On the surface The Veil is just your typical run-of-the-mill semi-supernatural affair. Nothing too offensive to get your blood boiling, in fact it's quite the contrary. In spite of its below average content, the film's secret weapon lies in the acting chops of Mr. Thomas Jane. The veteran actor has participated in his fair share of guilty pleasure type of movies, but his performance here is something to behold. Jane's over-the-top monologues and theatrical presentation make some undeniably entertaining moments. Still, it's not hard to see why Blumhouse and company were not sure how this type of lunacy would play to a wider audience, which makes it perfect for something like Netflix.
Sadly enough, beyond the back and forth give and take that is Jane's "sometimes good, sometimes laughably bad" performance there is nothing else all that redeeming about the film as a whole. Even the lovely and talented Lily Rabe struggles to elevate the moments away from the dusty VHS tapes featuring Jane and his babbling incoherence. Far too often scenes devolve into lazy dialogue that feels inconsequential to the plot or tension being capped with a terribly telegraphed jumped scare.
The film boasts scenes that feel drained almost entirely of energy and color.
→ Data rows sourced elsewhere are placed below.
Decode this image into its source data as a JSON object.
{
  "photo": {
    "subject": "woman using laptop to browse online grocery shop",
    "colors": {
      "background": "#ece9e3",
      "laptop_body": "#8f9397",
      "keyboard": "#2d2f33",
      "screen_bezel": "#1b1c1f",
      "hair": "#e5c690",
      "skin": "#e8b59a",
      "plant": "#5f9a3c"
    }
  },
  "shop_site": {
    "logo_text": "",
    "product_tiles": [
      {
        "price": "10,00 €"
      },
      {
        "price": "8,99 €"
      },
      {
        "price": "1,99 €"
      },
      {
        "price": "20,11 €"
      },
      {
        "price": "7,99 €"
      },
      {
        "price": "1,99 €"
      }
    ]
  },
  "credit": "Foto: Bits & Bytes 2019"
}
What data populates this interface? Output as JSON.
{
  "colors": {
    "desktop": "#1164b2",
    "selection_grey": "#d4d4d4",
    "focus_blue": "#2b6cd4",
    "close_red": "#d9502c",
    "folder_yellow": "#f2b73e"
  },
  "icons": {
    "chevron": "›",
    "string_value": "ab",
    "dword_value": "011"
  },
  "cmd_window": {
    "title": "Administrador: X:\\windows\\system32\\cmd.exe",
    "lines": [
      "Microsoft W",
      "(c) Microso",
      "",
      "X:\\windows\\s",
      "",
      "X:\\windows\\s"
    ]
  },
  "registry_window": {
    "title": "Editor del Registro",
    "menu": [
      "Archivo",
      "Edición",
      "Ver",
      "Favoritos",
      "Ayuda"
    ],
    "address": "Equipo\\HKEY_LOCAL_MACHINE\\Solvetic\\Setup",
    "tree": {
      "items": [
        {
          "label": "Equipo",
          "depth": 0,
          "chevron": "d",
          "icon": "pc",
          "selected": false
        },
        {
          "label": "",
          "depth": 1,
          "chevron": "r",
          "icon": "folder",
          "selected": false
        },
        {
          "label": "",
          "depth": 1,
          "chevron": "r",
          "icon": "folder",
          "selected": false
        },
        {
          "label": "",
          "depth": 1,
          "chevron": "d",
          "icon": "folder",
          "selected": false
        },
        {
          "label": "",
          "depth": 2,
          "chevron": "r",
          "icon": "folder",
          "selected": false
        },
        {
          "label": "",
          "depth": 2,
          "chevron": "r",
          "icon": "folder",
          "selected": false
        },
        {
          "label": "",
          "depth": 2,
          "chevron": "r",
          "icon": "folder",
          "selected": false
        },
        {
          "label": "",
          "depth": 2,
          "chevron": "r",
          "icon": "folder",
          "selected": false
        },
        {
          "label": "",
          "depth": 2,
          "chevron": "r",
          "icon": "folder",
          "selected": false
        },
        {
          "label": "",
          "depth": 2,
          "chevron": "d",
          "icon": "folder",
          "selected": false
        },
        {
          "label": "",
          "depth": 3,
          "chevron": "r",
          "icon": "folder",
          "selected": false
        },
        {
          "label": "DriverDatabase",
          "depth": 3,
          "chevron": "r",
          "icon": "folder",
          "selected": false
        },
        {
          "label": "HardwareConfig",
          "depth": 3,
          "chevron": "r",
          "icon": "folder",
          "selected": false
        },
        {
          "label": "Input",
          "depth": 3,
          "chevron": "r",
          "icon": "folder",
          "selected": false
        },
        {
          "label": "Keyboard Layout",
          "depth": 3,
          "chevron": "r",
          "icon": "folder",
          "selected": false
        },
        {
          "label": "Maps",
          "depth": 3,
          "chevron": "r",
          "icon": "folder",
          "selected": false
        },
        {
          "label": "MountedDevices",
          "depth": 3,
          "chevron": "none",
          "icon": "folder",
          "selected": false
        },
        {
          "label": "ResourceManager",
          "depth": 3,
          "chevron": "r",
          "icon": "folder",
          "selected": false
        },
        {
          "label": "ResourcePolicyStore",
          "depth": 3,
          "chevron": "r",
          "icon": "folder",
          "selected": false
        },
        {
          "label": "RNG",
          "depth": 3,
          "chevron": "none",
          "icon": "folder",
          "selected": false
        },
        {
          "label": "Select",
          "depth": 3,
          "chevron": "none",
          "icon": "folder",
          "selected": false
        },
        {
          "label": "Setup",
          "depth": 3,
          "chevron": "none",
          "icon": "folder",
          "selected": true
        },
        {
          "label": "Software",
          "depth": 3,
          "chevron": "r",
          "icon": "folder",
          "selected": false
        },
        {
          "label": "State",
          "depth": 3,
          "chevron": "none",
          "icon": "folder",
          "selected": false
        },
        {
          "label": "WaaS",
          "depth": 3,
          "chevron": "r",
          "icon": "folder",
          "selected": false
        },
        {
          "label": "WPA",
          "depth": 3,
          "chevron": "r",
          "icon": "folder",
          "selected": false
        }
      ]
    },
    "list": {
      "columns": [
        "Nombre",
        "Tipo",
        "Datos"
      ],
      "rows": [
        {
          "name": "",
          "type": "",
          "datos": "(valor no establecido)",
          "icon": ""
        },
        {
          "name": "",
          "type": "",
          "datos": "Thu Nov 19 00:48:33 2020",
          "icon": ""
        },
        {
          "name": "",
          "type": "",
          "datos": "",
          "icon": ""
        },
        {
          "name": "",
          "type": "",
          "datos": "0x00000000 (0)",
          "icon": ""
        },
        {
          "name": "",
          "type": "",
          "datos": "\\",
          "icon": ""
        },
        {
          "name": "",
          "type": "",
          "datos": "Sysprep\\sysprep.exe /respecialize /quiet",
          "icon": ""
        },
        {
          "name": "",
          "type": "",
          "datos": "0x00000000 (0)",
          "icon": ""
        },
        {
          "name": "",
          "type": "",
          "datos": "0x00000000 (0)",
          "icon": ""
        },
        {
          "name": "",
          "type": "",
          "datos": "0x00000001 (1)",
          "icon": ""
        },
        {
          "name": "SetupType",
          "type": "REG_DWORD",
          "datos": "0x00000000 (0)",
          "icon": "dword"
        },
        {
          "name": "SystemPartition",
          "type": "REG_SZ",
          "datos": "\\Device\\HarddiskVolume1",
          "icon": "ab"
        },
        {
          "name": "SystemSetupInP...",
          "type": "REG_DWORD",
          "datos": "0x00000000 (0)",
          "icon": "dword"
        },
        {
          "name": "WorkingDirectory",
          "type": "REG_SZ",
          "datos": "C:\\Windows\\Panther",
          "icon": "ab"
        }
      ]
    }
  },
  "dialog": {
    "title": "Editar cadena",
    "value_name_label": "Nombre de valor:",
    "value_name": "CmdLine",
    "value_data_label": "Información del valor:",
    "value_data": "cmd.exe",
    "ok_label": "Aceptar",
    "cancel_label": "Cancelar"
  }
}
The Veil succeeds only on the shoulders of Thomas Jane's ostentatious performance and even then there's only so much entertainment value that can be shaken from that loose fitting robe. At its best and worst, The Veil is kinda like plain toast- flavorless yet filling in the right situation..particularly hangovers. In short, sit down with your favorite adult beverage, take in Jane's performance, then move on with your life.